In this study, thermal stresses in a double-wall cooling system are analyzed. We consider an infinite flat double-wall geometry and assume that it can be represented by an axisymmetric unit cell, wherein the thermal loadings and deformation at the boundaries are determined by periodicity conditions. A thermal model is initially developed to obtain the thermal fields using a combination of empirical correlations and computational fluid dynamics (CFD) analysis. The thermal fields are then analyzed such that both the first-order and higher order approximations are determined. A theoretical solution is derived assuming that the temperature gradient takes place only across the outer skin using the first-order approximations. The solution yields an equibiaxial stress state in the skins, which are driven by the thermal curvature of the outer skin. To investigate other geometrical features and higher order approximations, a finite element model is used to solve Fourier’s law of heat conduction and mechanical equilibrium equations.
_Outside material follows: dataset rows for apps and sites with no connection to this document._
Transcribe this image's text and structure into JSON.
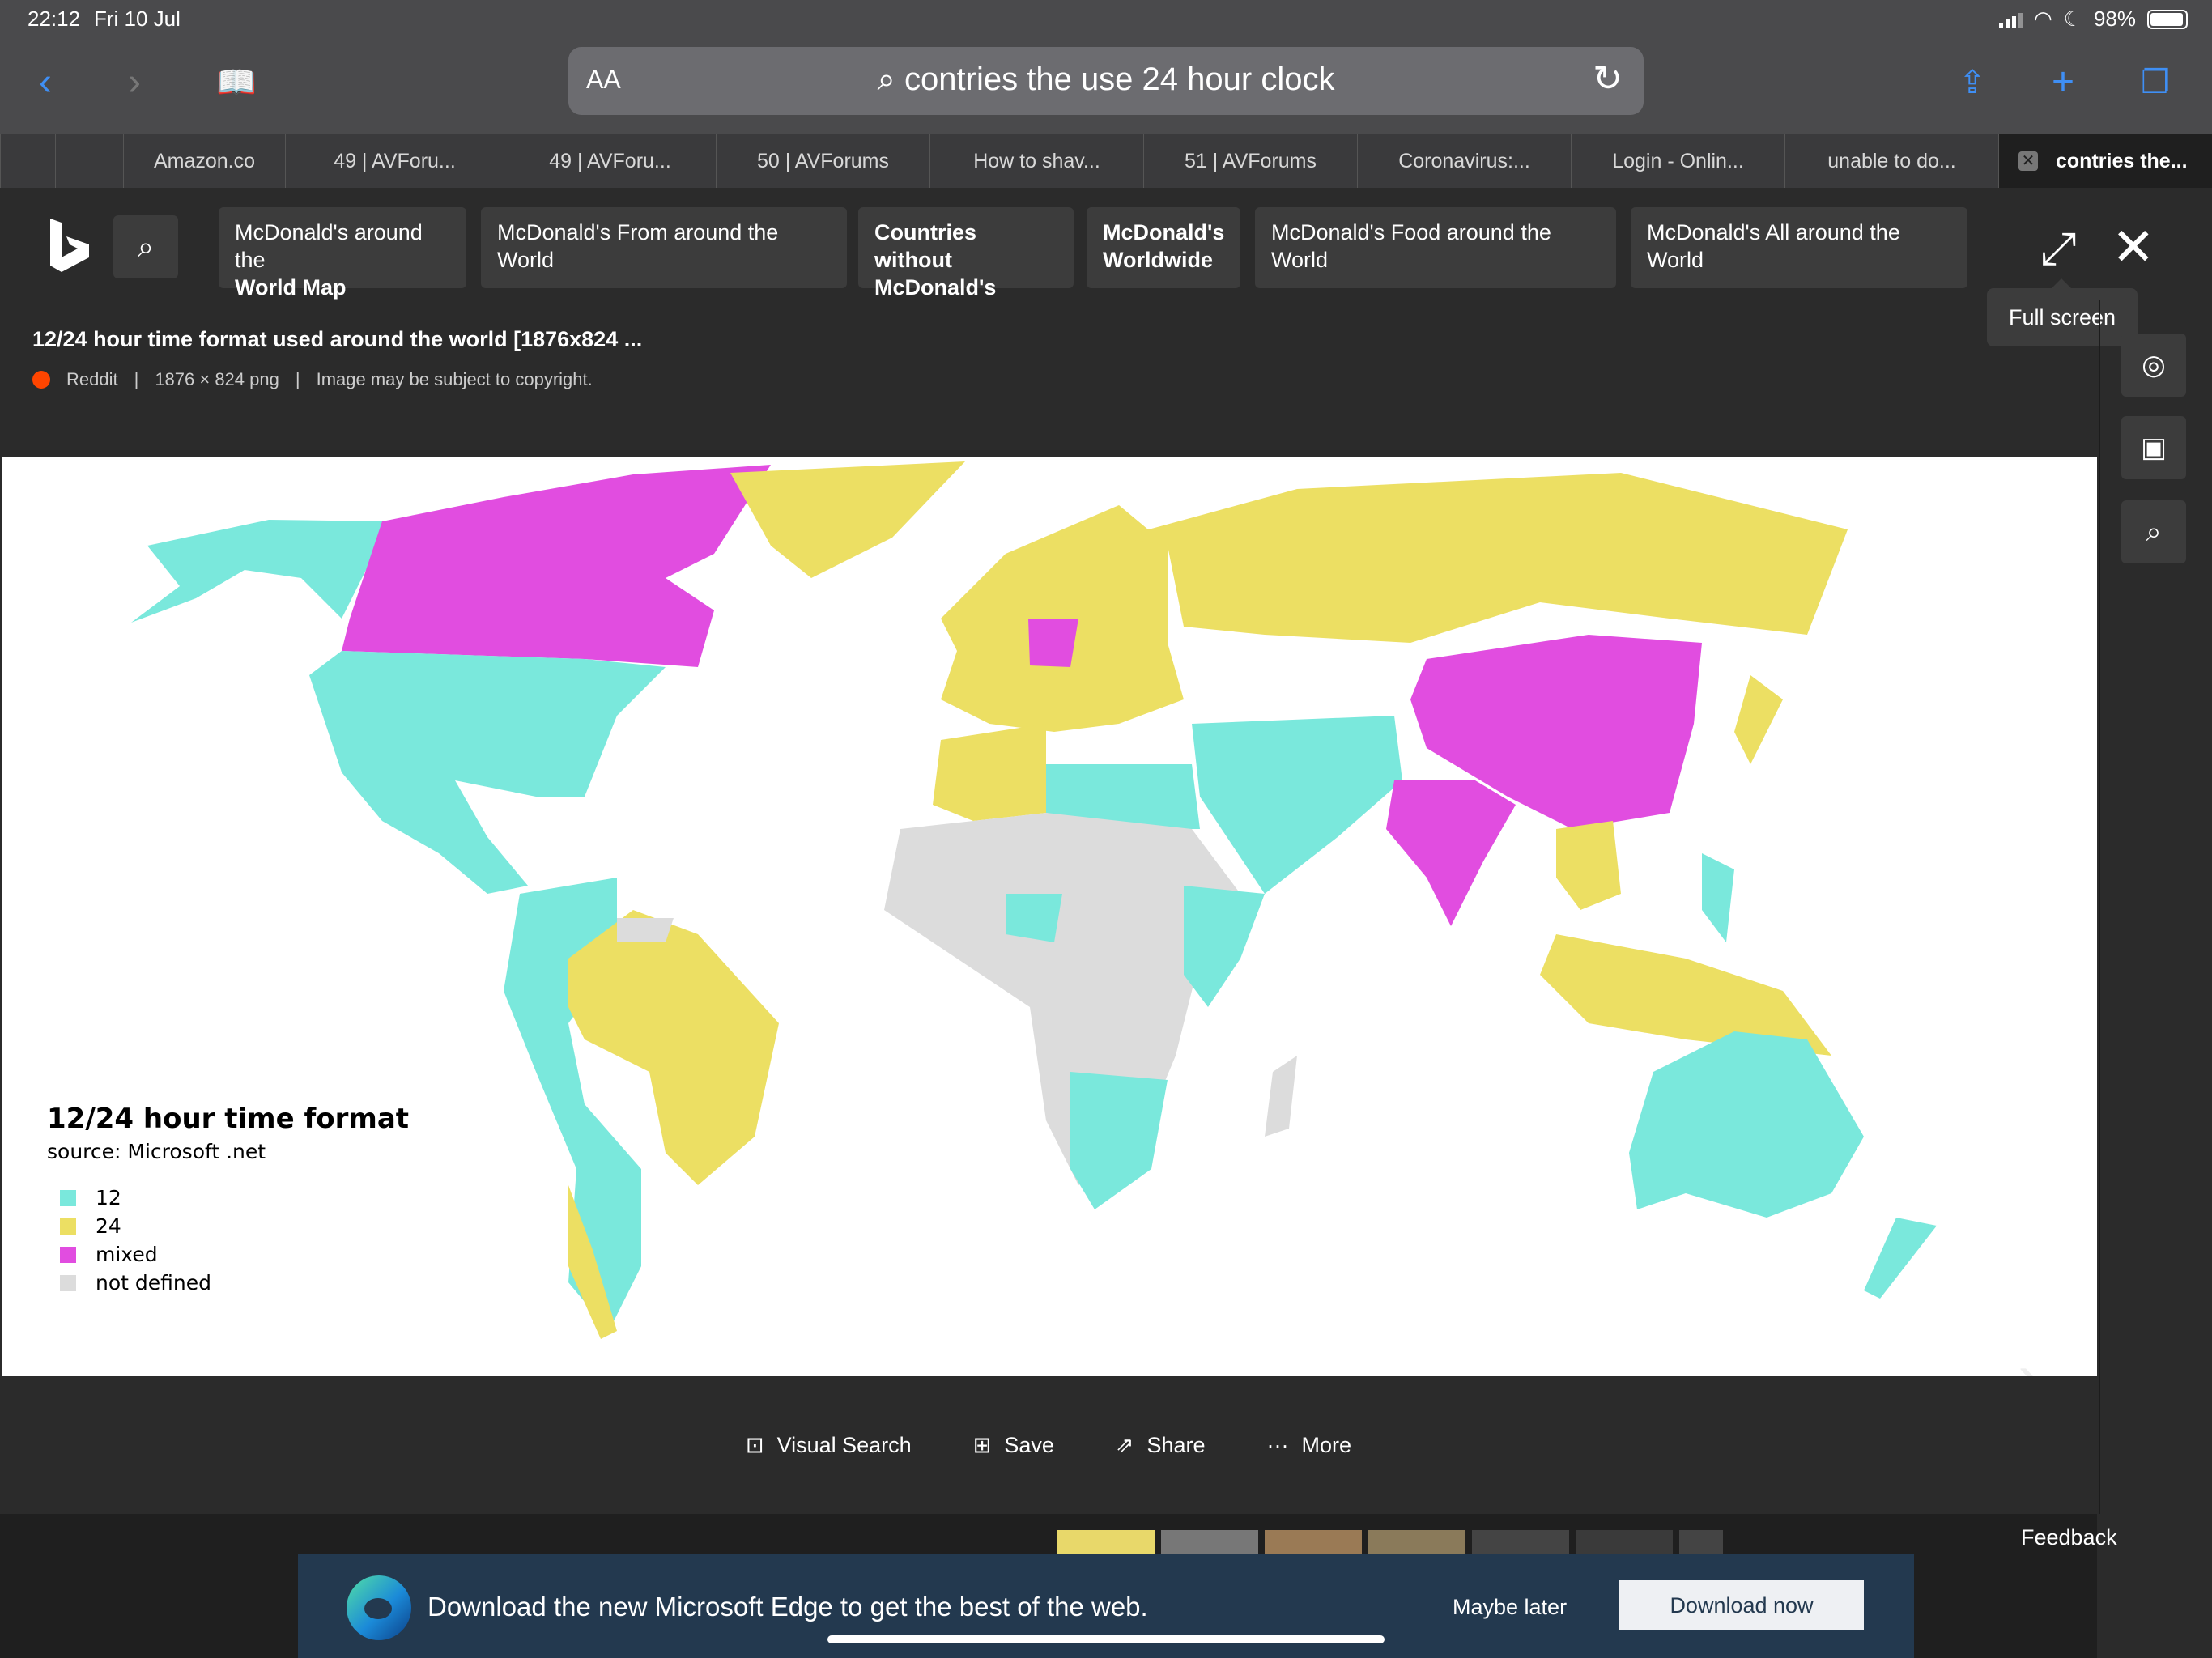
{
  "status": {
    "time": "22:12",
    "date": "Fri 10 Jul",
    "battery": "98%"
  },
  "toolbar": {
    "aa": "AA",
    "query": "contries the use 24 hour clock"
  },
  "tabs": [
    {
      "label": ""
    },
    {
      "label": "Amazon.co"
    },
    {
      "label": "49 | AVForu..."
    },
    {
      "label": "49 | AVForu..."
    },
    {
      "label": "50 | AVForums"
    },
    {
      "label": "How to shav..."
    },
    {
      "label": "51 | AVForums"
    },
    {
      "label": "Coronavirus:..."
    },
    {
      "label": "Login - Onlin..."
    },
    {
      "label": "unable to do..."
    },
    {
      "label": "contries the..."
    }
  ],
  "related": [
    {
      "line1": "McDonald's around the",
      "line2": "World Map"
    },
    {
      "line1": "McDonald's From around the World",
      "line2": ""
    },
    {
      "line1": "Countries without",
      "line2": "McDonald's"
    },
    {
      "line1": "McDonald's",
      "line2": "Worldwide"
    },
    {
      "line1": "McDonald's Food around the World",
      "line2": ""
    },
    {
      "line1": "McDonald's All around the World",
      "line2": ""
    }
  ],
  "tooltip": "Full screen",
  "image": {
    "title": "12/24 hour time format used around the world [1876x824 ...",
    "source": "Reddit",
    "size": "1876 × 824 png",
    "copyright": "Image may be subject to copyright."
  },
  "map": {
    "title": "12/24 hour time format",
    "source": "source: Microsoft .net",
    "legend": [
      {
        "label": "12",
        "color": "#7ae8dc"
      },
      {
        "label": "24",
        "color": "#ecdf63"
      },
      {
        "label": "mixed",
        "color": "#e14de0"
      },
      {
        "label": "not defined",
        "color": "#dcdcdc"
      }
    ]
  },
  "actions": {
    "visual": "Visual Search",
    "save": "Save",
    "share": "Share",
    "more": "More"
  },
  "feedback": "Feedback",
  "banner": {
    "text": "Download the new Microsoft Edge to get the best of the web.",
    "maybe": "Maybe later",
    "download": "Download now"
  }
}
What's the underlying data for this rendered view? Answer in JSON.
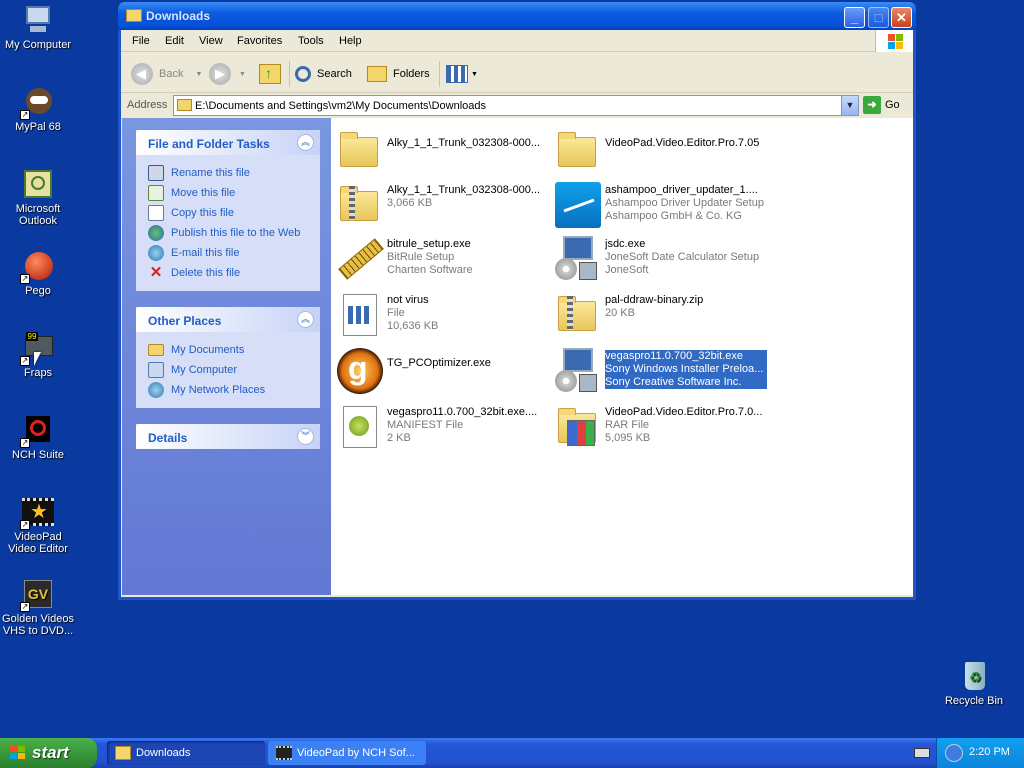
{
  "desktop": {
    "icons": [
      {
        "label": "My Computer",
        "icon": "my-computer-icon"
      },
      {
        "label": "MyPal 68",
        "icon": "mypal-icon"
      },
      {
        "label": "Microsoft Outlook",
        "icon": "outlook-icon"
      },
      {
        "label": "Pego",
        "icon": "pego-icon"
      },
      {
        "label": "Fraps",
        "icon": "fraps-icon"
      },
      {
        "label": "NCH Suite",
        "icon": "nch-suite-icon"
      },
      {
        "label": "VideoPad Video Editor",
        "icon": "videopad-icon"
      },
      {
        "label": "Golden Videos VHS to DVD...",
        "icon": "golden-videos-icon"
      },
      {
        "label": "Recycle Bin",
        "icon": "recycle-bin-icon"
      }
    ]
  },
  "window": {
    "title": "Downloads",
    "menu": [
      "File",
      "Edit",
      "View",
      "Favorites",
      "Tools",
      "Help"
    ],
    "toolbar": {
      "back": "Back",
      "search": "Search",
      "folders": "Folders"
    },
    "address": {
      "label": "Address",
      "value": "E:\\Documents and Settings\\vm2\\My Documents\\Downloads",
      "go": "Go"
    },
    "taskpane": {
      "file_tasks": {
        "title": "File and Folder Tasks",
        "items": [
          "Rename this file",
          "Move this file",
          "Copy this file",
          "Publish this file to the Web",
          "E-mail this file",
          "Delete this file"
        ]
      },
      "other_places": {
        "title": "Other Places",
        "items": [
          "My Documents",
          "My Computer",
          "My Network Places"
        ]
      },
      "details": {
        "title": "Details"
      }
    },
    "files": [
      {
        "name": "Alky_1_1_Trunk_032308-000...",
        "line2": "",
        "line3": "",
        "icon": "folder-icon"
      },
      {
        "name": "VideoPad.Video.Editor.Pro.7.05",
        "line2": "",
        "line3": "",
        "icon": "folder-icon"
      },
      {
        "name": "Alky_1_1_Trunk_032308-000...",
        "line2": "3,066 KB",
        "line3": "",
        "icon": "zip-folder-icon"
      },
      {
        "name": "ashampoo_driver_updater_1....",
        "line2": "Ashampoo Driver Updater Setup",
        "line3": "Ashampoo GmbH & Co. KG",
        "icon": "ashampoo-icon"
      },
      {
        "name": "bitrule_setup.exe",
        "line2": "BitRule Setup",
        "line3": "Charten Software",
        "icon": "ruler-icon"
      },
      {
        "name": "jsdc.exe",
        "line2": "JoneSoft Date Calculator Setup",
        "line3": "JoneSoft",
        "icon": "installer-icon"
      },
      {
        "name": "not virus",
        "line2": "File",
        "line3": "10,636 KB",
        "icon": "generic-file-icon"
      },
      {
        "name": "pal-ddraw-binary.zip",
        "line2": "20 KB",
        "line3": "",
        "icon": "zip-folder-icon"
      },
      {
        "name": "TG_PCOptimizer.exe",
        "line2": "",
        "line3": "",
        "icon": "pc-optimizer-icon"
      },
      {
        "name": "vegaspro11.0.700_32bit.exe",
        "line2": "Sony Windows Installer Preloa...",
        "line3": "Sony Creative Software Inc.",
        "icon": "installer-icon",
        "selected": true
      },
      {
        "name": "vegaspro11.0.700_32bit.exe....",
        "line2": "MANIFEST File",
        "line3": "2 KB",
        "icon": "manifest-file-icon"
      },
      {
        "name": "VideoPad.Video.Editor.Pro.7.0...",
        "line2": "RAR File",
        "line3": "5,095 KB",
        "icon": "rar-file-icon"
      }
    ]
  },
  "taskbar": {
    "start": "start",
    "tasks": [
      "Downloads",
      "VideoPad by NCH Sof..."
    ],
    "clock": "2:20 PM"
  }
}
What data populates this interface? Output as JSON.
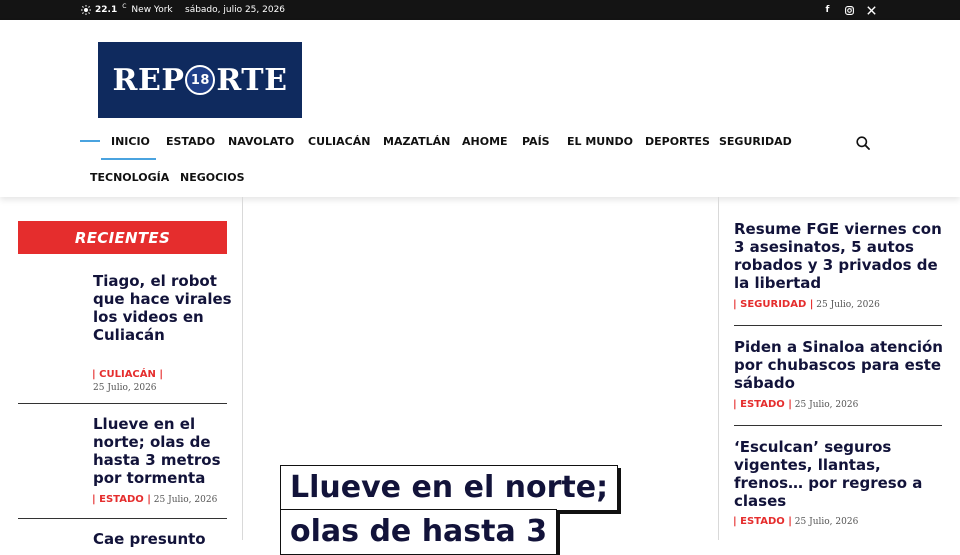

The numerical and theoretical results are found to be in excellent agreement. We determine that the increase of distance between pedestals reduces the stresses. Furthermore, the stress concentration factor at the fillet increases with the increase of both the radius and pedestal diameter and the decrease of the skin thickness. Increasing the number of film holes limits stresses to the external surface of the outer skin. The increase of the Reynolds number in the impingement hole increases the Biot number in the outer skin, which increases the stresses. The higher order approximations of the heat transfer coefficients play a minor role.